Success for Students Relies on Collaborative Efforts from School to College to Career

Can partnership between TK-12 schools, colleges, and industries enhance educational equity and opportunity for the most high-needs learners? California is wagering on a $250 million investment in the Regional K-16 Education Collaboratives Grant Program to support that notion.

The success of around 6 million public school students in California, 60% of whom come from low-income families, relies on the ability of educators and employers to create seamless pathways to degrees and careers. This is no easy task and demands a significant commitment of time, effort, and resources.

Amid the pandemic in 2020, 15 education organizations in the Central Valley, including school districts, community colleges, and four-year institutions, united to enhance dual enrollment opportunities and skill-building programs. The Fresno-Madera K-16 Collaborative has already guided numerous learners toward higher education. Building on this initial success, the California Department of General Services has invested $250 million in the Regional K-16 Education Collaboratives Grant Program to fund career-oriented pathways and Recovery with Equity recommendations. In June 2022, nine regional collaboratives received four-year funding, and recently a second-round application to fund additional collaborative regions closed on Oct. 3.

Often, innovations in education and workforce development exist in separate silos without support to foster a community of practice or align strategies. The objective of the K-16 grant program is to break down these barriers and encourage regional entities to collaborate in advancing educational equity and workforce resilience. However, since regional efforts are relatively new, there is limited research and few resources available to support them.

Here are a few key insights we have learned from our experience supporting educational and workforce partners:

Focus on learners and equity. Partners in a regional collaborative come together with a unified goal of promoting equity of opportunity for learners. Thus, learners should be at the forefront of all discussions. One suggested principle to guide the collaborative is to consider every student, regardless of age, location, or chosen path, as a collective responsibility, using this perspective as a guiding principle in decision-making.

Ensure balance. The composition of an educational collaborative is crucial. Representation and equity are essential when making significant decisions, especially regarding the allocation of funding. To ensure the commitment of all partners, it is important to consider educational segments, geography, and the distribution of partners across the education and industry sectors. While postsecondary partners may have larger support structures, resources, and student populations, the involvement of TK-12 districts and county offices of education is vital for the success of K-16 collaboratives.
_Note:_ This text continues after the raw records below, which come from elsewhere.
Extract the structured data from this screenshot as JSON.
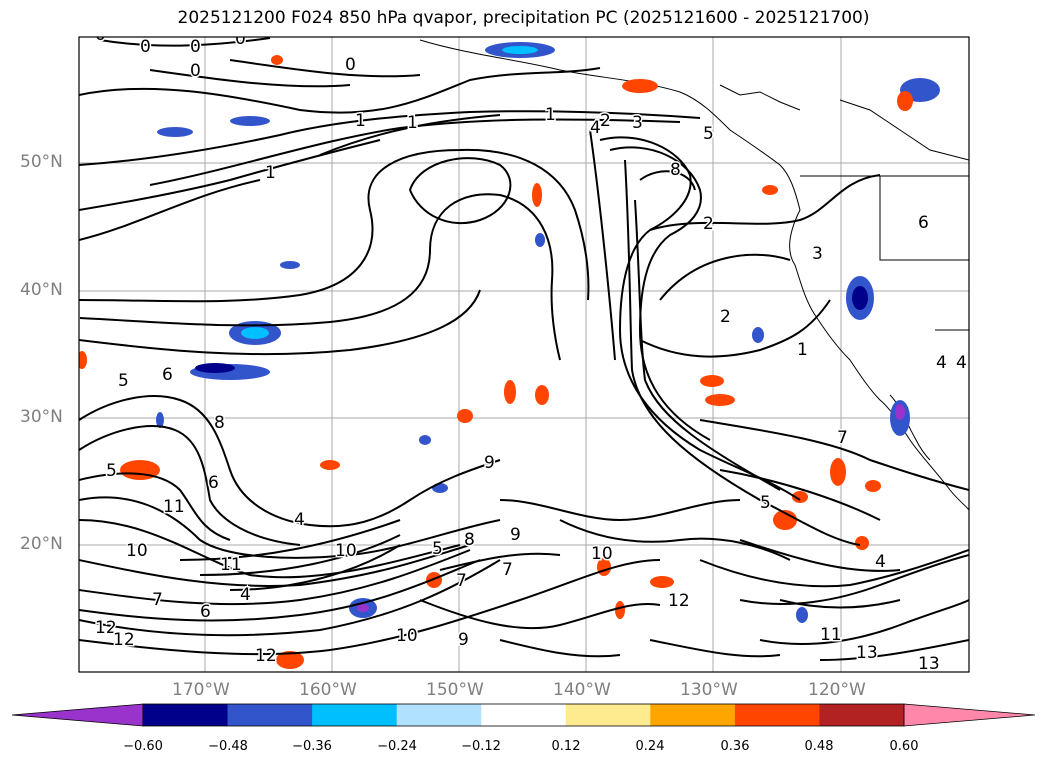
{
  "title": "2025121200 F024 850 hPa qvapor, precipitation PC (2025121600 - 2025121700)",
  "map": {
    "lat_labels": [
      "50°N",
      "40°N",
      "30°N",
      "20°N"
    ],
    "lon_labels": [
      "170°W",
      "160°W",
      "150°W",
      "140°W",
      "130°W",
      "120°W"
    ],
    "contour_labels": [
      {
        "t": "0"
      },
      {
        "t": "0"
      },
      {
        "t": "0"
      },
      {
        "t": "0"
      },
      {
        "t": "0"
      },
      {
        "t": "0"
      },
      {
        "t": "1"
      },
      {
        "t": "1"
      },
      {
        "t": "1"
      },
      {
        "t": "4"
      },
      {
        "t": "2"
      },
      {
        "t": "3"
      },
      {
        "t": "5"
      },
      {
        "t": "8"
      },
      {
        "t": "2"
      },
      {
        "t": "2"
      },
      {
        "t": "3"
      },
      {
        "t": "1"
      },
      {
        "t": "6"
      },
      {
        "t": "6"
      },
      {
        "t": "5"
      },
      {
        "t": "8"
      },
      {
        "t": "9"
      },
      {
        "t": "4"
      },
      {
        "t": "5"
      },
      {
        "t": "6"
      },
      {
        "t": "11"
      },
      {
        "t": "10"
      },
      {
        "t": "11"
      },
      {
        "t": "4"
      },
      {
        "t": "10"
      },
      {
        "t": "7"
      },
      {
        "t": "6"
      },
      {
        "t": "7"
      },
      {
        "t": "8"
      },
      {
        "t": "9"
      },
      {
        "t": "10"
      },
      {
        "t": "5"
      },
      {
        "t": "4"
      },
      {
        "t": "7"
      },
      {
        "t": "12"
      },
      {
        "t": "9"
      },
      {
        "t": "10"
      },
      {
        "t": "12"
      },
      {
        "t": "12"
      },
      {
        "t": "12"
      },
      {
        "t": "11"
      },
      {
        "t": "13"
      },
      {
        "t": "13"
      },
      {
        "t": "1"
      },
      {
        "t": "5"
      },
      {
        "t": "7"
      },
      {
        "t": "4"
      },
      {
        "t": "4"
      }
    ]
  },
  "colorbar": {
    "ticks": [
      "−0.60",
      "−0.48",
      "−0.36",
      "−0.24",
      "−0.12",
      "0.12",
      "0.24",
      "0.36",
      "0.48",
      "0.60"
    ],
    "colors": {
      "under": "#9933cc",
      "bins": [
        "#00008b",
        "#3355cc",
        "#00bfff",
        "#b0e2ff",
        "#ffffff",
        "#ffeb8f",
        "#ffa500",
        "#ff4500",
        "#b22222"
      ],
      "over": "#ff88aa"
    }
  }
}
Therefore, TK-12 partners may require additional financial support to ensure equitable representation and influence.

Build deep and authentic employer engagement. Strong partnerships with industries play a key role in developing pathways in high-needs areas and improving career education and work-based learning opportunities for students. Achieving this within a collaborative setting can be challenging due to the historical separation between public education and private industry. Businesses and employers must actively participate in meetings and discussions. Talent pipeline management, an approach to workforce development that positions employers as end customers of education supply chains, can be beneficial in such collaborations.

Dedicate staffing. For a collaborative to be effective and sustainable, it must have dedicated staff. Relying solely on volunteers presents challenges as members, who are usually full-time employees, have limited availability. Dedicated staff can maintain momentum, handle daily operations, and ensure the success of the collaborative. It is important to acknowledge the limited availability of members and provide support and incentives for their participation, if feasible, to enhance engagement.

Design a funding model that is equitable and sustainable. Deciding how to allocate funds is a significant decision that impacts the collaborative’s ability to achieve its priorities. When determining where funds will have the greatest impact, consider the specific challenges faced by different educational institutions. For example, rural high schools often have smaller student populations and face greater obstacles in competing for grant funds and establishing career programs due to their geographic isolation and limited resources. Whenever possible, leveraging existing funding for a common purpose can help break down silos and maximize the long-term impact of collaboration. The Community Economic Resilience Fund (CERF), a $600 million state grant program, aligns with the K-16 Collaboratives grant program and supports regional communities in developing coordinated roadmaps for economic development and creating high-quality jobs in sustainable industries.

An old saying goes, “If you want to go fast, go alone. If you want to go far, go together.”

In a recent panel on diversifying the health care workforce, Freeman Hrabowski, a former educational adviser to President Barack Obama, emphasized the importance of collaboration across different levels of education. He stated, “We need policies that will have more substantive collaboration across levels.”

Every TK-16 school in California showcases pockets of innovation and dedicated educators working tirelessly to ensure their students succeed. Regional collaboration can harness and amplify the impact of these individuals to drive systemic change.


Annie Sterling is a program manager at Capitol Impact, a Sacramento-based social impact consulting firm, and previously served for more than a decade as an English language arts and social studies teacher in California public schools. Natalie Lenhart, Lex Carlsson, and Alex Taghavian of Capitol Impact contributed to this op-ed.